Grand Rue, the main pedestrian and commercial thoroughfare in the city center, shows that begging has not disappeared. Last Thursday afternoon, several people could be seen asking for money. There are fewer than before, some passersby say, but the phenomenon persists, although more dispersed and, above all, less visible. Many, taking advantage of the fact that public transport is free in Luxembourg, moved to smaller towns when the ban came into effect.
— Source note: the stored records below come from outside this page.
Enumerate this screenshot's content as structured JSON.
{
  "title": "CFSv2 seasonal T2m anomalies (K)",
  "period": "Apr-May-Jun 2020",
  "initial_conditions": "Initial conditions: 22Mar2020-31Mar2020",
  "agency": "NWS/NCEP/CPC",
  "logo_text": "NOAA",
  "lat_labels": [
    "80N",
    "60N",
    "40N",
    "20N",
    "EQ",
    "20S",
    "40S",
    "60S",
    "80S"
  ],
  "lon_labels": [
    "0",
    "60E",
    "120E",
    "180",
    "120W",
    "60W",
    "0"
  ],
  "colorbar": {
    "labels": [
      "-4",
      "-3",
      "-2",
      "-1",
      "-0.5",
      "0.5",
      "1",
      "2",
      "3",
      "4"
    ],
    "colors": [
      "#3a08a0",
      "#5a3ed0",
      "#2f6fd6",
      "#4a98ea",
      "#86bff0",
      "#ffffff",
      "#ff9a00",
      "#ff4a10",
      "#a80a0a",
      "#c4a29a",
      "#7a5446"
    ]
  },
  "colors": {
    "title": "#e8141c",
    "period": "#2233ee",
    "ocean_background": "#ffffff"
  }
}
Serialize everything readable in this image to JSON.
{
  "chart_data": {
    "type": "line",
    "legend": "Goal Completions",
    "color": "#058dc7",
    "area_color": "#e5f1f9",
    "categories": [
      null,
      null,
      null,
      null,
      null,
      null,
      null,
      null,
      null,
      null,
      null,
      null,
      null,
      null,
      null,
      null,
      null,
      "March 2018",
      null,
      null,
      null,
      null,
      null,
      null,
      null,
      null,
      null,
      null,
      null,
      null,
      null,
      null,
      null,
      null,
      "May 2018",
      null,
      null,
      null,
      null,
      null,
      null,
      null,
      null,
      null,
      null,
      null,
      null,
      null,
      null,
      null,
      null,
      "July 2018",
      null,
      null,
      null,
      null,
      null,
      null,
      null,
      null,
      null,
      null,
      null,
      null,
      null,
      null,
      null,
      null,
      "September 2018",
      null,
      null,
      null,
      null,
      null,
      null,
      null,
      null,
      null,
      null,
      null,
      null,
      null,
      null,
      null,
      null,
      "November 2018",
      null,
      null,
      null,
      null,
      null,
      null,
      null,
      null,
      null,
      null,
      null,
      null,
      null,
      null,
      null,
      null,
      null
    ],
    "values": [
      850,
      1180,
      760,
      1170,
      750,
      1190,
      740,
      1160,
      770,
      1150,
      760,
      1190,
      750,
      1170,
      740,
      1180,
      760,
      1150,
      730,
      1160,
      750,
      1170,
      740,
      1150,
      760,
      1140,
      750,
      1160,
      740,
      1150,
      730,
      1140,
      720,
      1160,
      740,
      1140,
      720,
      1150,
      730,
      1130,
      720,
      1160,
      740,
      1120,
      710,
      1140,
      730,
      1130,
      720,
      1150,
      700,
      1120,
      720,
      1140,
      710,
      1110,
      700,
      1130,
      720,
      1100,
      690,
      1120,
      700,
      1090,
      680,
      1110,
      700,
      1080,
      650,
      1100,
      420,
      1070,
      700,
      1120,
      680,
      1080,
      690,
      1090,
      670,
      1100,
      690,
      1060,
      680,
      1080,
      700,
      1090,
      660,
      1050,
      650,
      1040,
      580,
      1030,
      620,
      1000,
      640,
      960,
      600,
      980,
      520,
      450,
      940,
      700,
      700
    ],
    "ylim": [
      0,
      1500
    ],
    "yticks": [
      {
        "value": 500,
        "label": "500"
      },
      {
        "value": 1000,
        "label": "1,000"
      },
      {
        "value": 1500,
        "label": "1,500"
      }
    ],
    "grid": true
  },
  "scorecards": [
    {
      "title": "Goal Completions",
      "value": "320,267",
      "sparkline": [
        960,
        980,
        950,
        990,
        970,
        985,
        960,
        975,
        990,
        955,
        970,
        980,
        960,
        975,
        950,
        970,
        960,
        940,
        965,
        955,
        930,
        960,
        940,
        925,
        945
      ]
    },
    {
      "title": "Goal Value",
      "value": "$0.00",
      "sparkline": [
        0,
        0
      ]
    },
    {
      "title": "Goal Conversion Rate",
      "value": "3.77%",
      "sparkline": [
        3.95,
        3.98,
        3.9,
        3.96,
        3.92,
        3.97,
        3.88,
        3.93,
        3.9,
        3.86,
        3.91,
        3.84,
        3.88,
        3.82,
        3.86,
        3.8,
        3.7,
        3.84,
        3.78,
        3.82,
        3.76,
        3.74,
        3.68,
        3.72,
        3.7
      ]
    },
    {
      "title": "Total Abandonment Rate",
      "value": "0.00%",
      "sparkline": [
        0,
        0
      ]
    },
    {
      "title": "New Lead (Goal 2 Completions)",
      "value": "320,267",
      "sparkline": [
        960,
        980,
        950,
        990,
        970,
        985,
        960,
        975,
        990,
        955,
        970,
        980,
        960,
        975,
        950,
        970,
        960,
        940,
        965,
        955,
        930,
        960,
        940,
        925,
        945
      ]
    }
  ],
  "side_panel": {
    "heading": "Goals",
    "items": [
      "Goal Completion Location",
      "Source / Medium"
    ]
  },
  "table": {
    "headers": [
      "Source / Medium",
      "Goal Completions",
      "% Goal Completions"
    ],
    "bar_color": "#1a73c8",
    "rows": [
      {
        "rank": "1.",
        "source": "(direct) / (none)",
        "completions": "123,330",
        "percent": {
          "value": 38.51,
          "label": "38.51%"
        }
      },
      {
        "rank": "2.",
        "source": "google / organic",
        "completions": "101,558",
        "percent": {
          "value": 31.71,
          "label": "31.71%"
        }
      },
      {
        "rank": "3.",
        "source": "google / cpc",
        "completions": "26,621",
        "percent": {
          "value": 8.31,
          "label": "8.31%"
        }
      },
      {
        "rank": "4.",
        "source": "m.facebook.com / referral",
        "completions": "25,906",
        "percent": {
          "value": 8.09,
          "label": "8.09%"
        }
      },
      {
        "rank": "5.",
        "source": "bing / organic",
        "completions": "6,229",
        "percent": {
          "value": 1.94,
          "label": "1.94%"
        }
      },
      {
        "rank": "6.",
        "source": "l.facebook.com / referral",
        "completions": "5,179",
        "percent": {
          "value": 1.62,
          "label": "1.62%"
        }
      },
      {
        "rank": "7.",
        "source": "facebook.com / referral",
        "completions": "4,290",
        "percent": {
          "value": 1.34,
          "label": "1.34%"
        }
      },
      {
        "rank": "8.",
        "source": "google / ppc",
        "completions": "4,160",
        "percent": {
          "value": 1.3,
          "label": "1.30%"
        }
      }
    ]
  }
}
These small towns ended up complaining to the government because they lacked the resources to care for them.

“The message was: don’t come here to beg, and I hope that was understood,” says Corinne Cahen, councilor for social action, in her office at City Hall, just a few meters from the Grand Rue. The liberal politician, a former minister of social affairs, maintains that there was a problem with people traveling to Luxembourg to beg because it is a wealthy country. Her government, she says, is focused on creating social housing to serve those who live in the country, “so that workers don’t spend almost their entire salary on rent.”
Ángel Batum, a 55-year-old from Málaga, Spain, crossed the line between work and precariousness a few months ago. He was employed as a formwork carpenter on weekly contracts until an attack at Luxembourg’s central train station landed him in hospital. When this newspaper found him at the soup kitchen, he was still recovering, unable to work, and unable to return to Spain because his documents were stolen. “Here you get a plate of food, a shower, clothes — they’re very charitable — but when it comes to work and housing, forget about it,” he lamented.

He has seen both sides of Luxembourg. The first time he emigrated to the country, five years ago, he had a job contract and a place to live. A completely different life, he says. Now he sleeps in a shelter that only opens in winter.
“There’s no middle class here. You either work and have money, or you don’t work and end up begging in the streets.” “People come thinking Luxembourg is paradise, that it’s easy to get a job paying €4,000 or €5,000, but when they arrive they realize they can’t find work or anywhere to sleep and have to resort to soup kitchens.”